MadSci Network: Physics
Query:

Re: What causes different types of materials to conduct heat at different rates

Date: Fri Jan 16 16:23:47 1998
Posted By: Greg Dries, Senior Research Engineer,U. S. Steel Technical Center
Area of science: Physics
ID: 884534502.Ph
Message:

I wish the answer to your son's question was simple, but it is not. Thermal conductivity of solids, as well as thermal expansion, heat content, etc. are based on how thermal energy is stored in solids at the atomic level. To understand this you must also understand a little about the atomic structure of different types of solid materials. I will provide you with a simplified discussion which I suspect you will be able to understand. I don't know of any on-line references, but a good book that we used for basic materials structure is called "The Structure and Properties of Materials" published by John Wiley & Sons. Volume 4 of this four book set (edited by R. Rose, L. Shepard, and J. Wulff) focuses on electronic properties, and covers the subject of thermal properties at an easily understandable level. Its Library of Congress catalog card number is 66-16132.

To begin with there are several different types of solid materials which are distinguished by how their atoms are arranged. Metals and ceramics have orderly atomic arrangements, the atoms are all lined up and stacked in an orderly fashion. Metals are different from ceramics in that each atom in the metal is electrically neutral; the atoms in metals do not have an electrical charge. Ceramics (or nonmetallic solids), such as salts, oxides, etc. (sodium chloride is a common salt) have similar orderly structures as metals but each of the atoms has a unique electrical charge. In such nonmetallic solids, such as salt, all the sodium atoms carry a plus 1 charge, and each chloride atom carries a minus 1 charge. These respective charges come from the fact that an electron is transferred from one atom to the other, leaving one atom with an extra electron making it negative and leaving the other atom minus one electron making it positive. Together the entire grouping is electrically neutral because the charges cancel out. Another property of metals is that a certain number of the electrons of each atom is shared among all the atoms. Metals are therefore sometimes referred to as having an electron cloud. It is this fact that gives metals their good electrical conductivity, and ceramics their poor electrical conductivity. What I want to leave you with, is that metals have electrons which can freely move around the solid and ceramics do not.

Another type of solid, called plastics or polymeric materials, also do not have free electrons. Plastics also do not generally have an orderly atomic structure like ceramics and metals. Instead plastics can be thought of as a mixture of long molecules all chained and tangled together. Although the atoms in each molecule are tightly bonded to each other. There is little bonding between the different molecules, and no general order to the structure. The lack of an orderly structure in plastics contributes to it poorer thermal conductivity as you will see.

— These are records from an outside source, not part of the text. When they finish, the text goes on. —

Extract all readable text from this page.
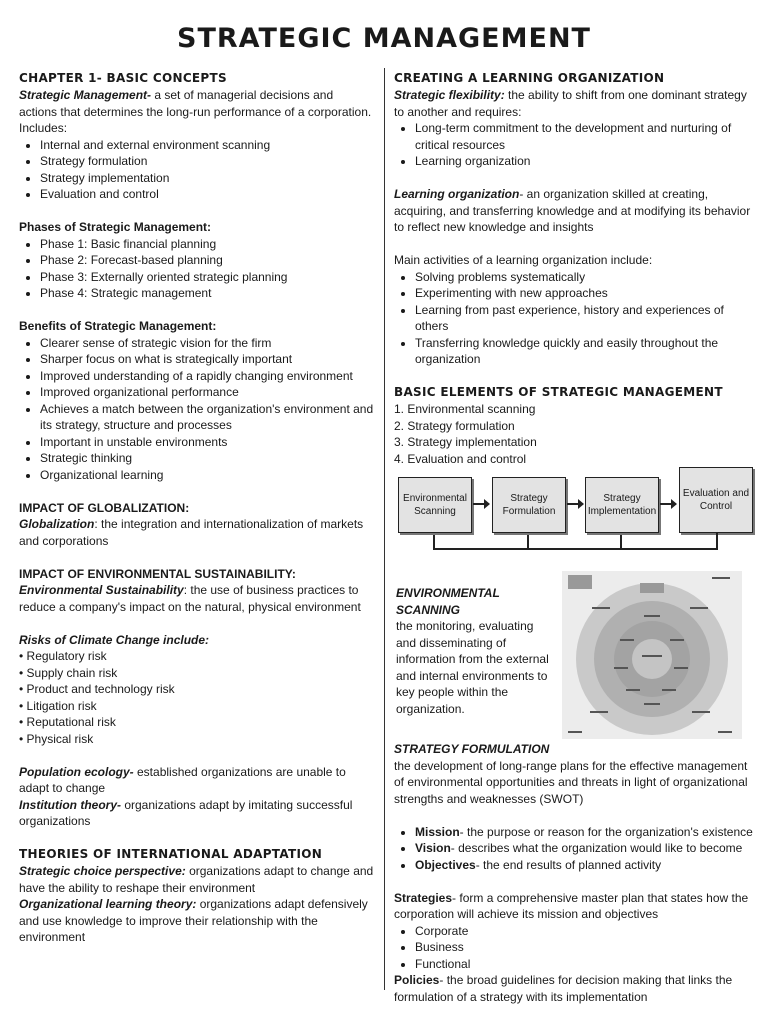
STRATEGIC MANAGEMENT

CHAPTER 1- BASIC CONCEPTS

Strategic Management- a set of managerial decisions and actions that determines the long-run performance of a corporation.

Includes:

• Internal and external environment scanning
• Strategy formulation
• Strategy implementation
• Evaluation and control

Phases of Strategic Management:

• Phase 1: Basic financial planning
• Phase 2: Forecast-based planning
• Phase 3: Externally oriented strategic planning
• Phase 4: Strategic management

Benefits of Strategic Management:

• Clearer sense of strategic vision for the firm
• Sharper focus on what is strategically important
• Improved understanding of a rapidly changing environment
• Improved organizational performance
• Achieves a match between the organization's environment and its strategy, structure and processes
• Important in unstable environments
• Strategic thinking
• Organizational learning

IMPACT OF GLOBALIZATION:

Globalization: the integration and internationalization of markets and corporations

IMPACT OF ENVIRONMENTAL SUSTAINABILITY:

Environmental Sustainability: the use of business practices to reduce a company's impact on the natural, physical environment

Risks of Climate Change include:

• Regulatory risk
• Supply chain risk
• Product and technology risk
• Litigation risk
• Reputational risk
• Physical risk

Population ecology- established organizations are unable to adapt to change

Institution theory- organizations adapt by imitating successful organizations

THEORIES OF INTERNATIONAL ADAPTATION

Strategic choice perspective: organizations adapt to change and have the ability to reshape their environment

Organizational learning theory: organizations adapt defensively and use knowledge to improve their relationship with the environment

CREATING A LEARNING ORGANIZATION

Strategic flexibility: the ability to shift from one dominant strategy to another and requires:

• Long-term commitment to the development and nurturing of critical resources
• Learning organization

Learning organization- an organization skilled at creating, acquiring, and transferring knowledge and at modifying its behavior to reflect new knowledge and insights

Main activities of a learning organization include:

• Solving problems systematically
• Experimenting with new approaches
• Learning from past experience, history and experiences of others
• Transferring knowledge quickly and easily throughout the organization

BASIC ELEMENTS OF STRATEGIC MANAGEMENT

1. Environmental scanning
2. Strategy formulation
3. Strategy implementation
4. Evaluation and control
Environmental Scanning
Strategy Formulation
Strategy Implementation
Evaluation and Control

ENVIRONMENTAL SCANNING

the monitoring, evaluating and disseminating of information from the external and internal environments to key people within the organization.

STRATEGY FORMULATION

the development of long-range plans for the effective management of environmental opportunities and threats in light of organizational strengths and weaknesses (SWOT)

• Mission- the purpose or reason for the organization's existence
• Vision- describes what the organization would like to become
• Objectives- the end results of planned activity

Strategies- form a comprehensive master plan that states how the corporation will achieve its mission and objectives

• Corporate
• Business
• Functional

Policies- the broad guidelines for decision making that links the formulation of a strategy with its implementation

Now given this knowledge of the structure of the different classes of solids, (metals, ceramics, and plastics), we will look at how heat energy is stored in solids. There are two main ways thermal energy is stored in solids. One way is in higher vibrational energy of the atom around its normal position and the other is in higher kinetic energy (or energy of motion) of any free electrons. In metals, heat energy is mostly transferred by the free electrons, which are free to easily move about the solid. This is why metals have the highest thermal conductivity. Here the thermal energy is picked up by the free electrons and rapidly transferred from atom to atom.

In ceramics, because there are no free electrons, the thermal energy is mostly stored as more energetic vibrations of the atom while it sits in its normal structural position. Atoms are not stationary, they are always vibrating and trying to move. Only at the temperature of absolute zero, does atomic motion cease. Therefore heat transfer in ceramics is by vibrational waves induced because one atom starts to vibrate more vigorously, which transfers some of this energy to surrounding atoms, which in turn does the same to the atoms surrounding it. These waves are called phonons, or vibrational waves at the atomic level. These waves exist and can travel only because of the orderly structure at the atomic scale. In plastic materials, there are no free electrons, there is no real atomic order to support phonon transport or energy, so heat transfer is the slowest. In plastics molecular rotation, vibration, or movement transfers heat.

Things become more complex when you try to explain why one metal transfers heat faster than another. It's based upon differing numbers of available free electrons for the different metals. Such a discussion would easily go over your son's head and is far more than a 7th grade science project should involve. Have your son find out what he can about the atomic structure of the solids he is testing, and start from that point. All material properties begin with the atomic structure and the properties of the atoms involved.

Good Luck, I hope this discussion wasn't too complex. If you have any questions about what I said here, feel free to email me at "Greg- Dries@worldnet.att.net". I also hope these are the types of materials you are asking about. If your concern is with engineering type materials, like textiles, brick, etc. then the discussion involves the issue of conduction, convection and radiation types of heat transfer.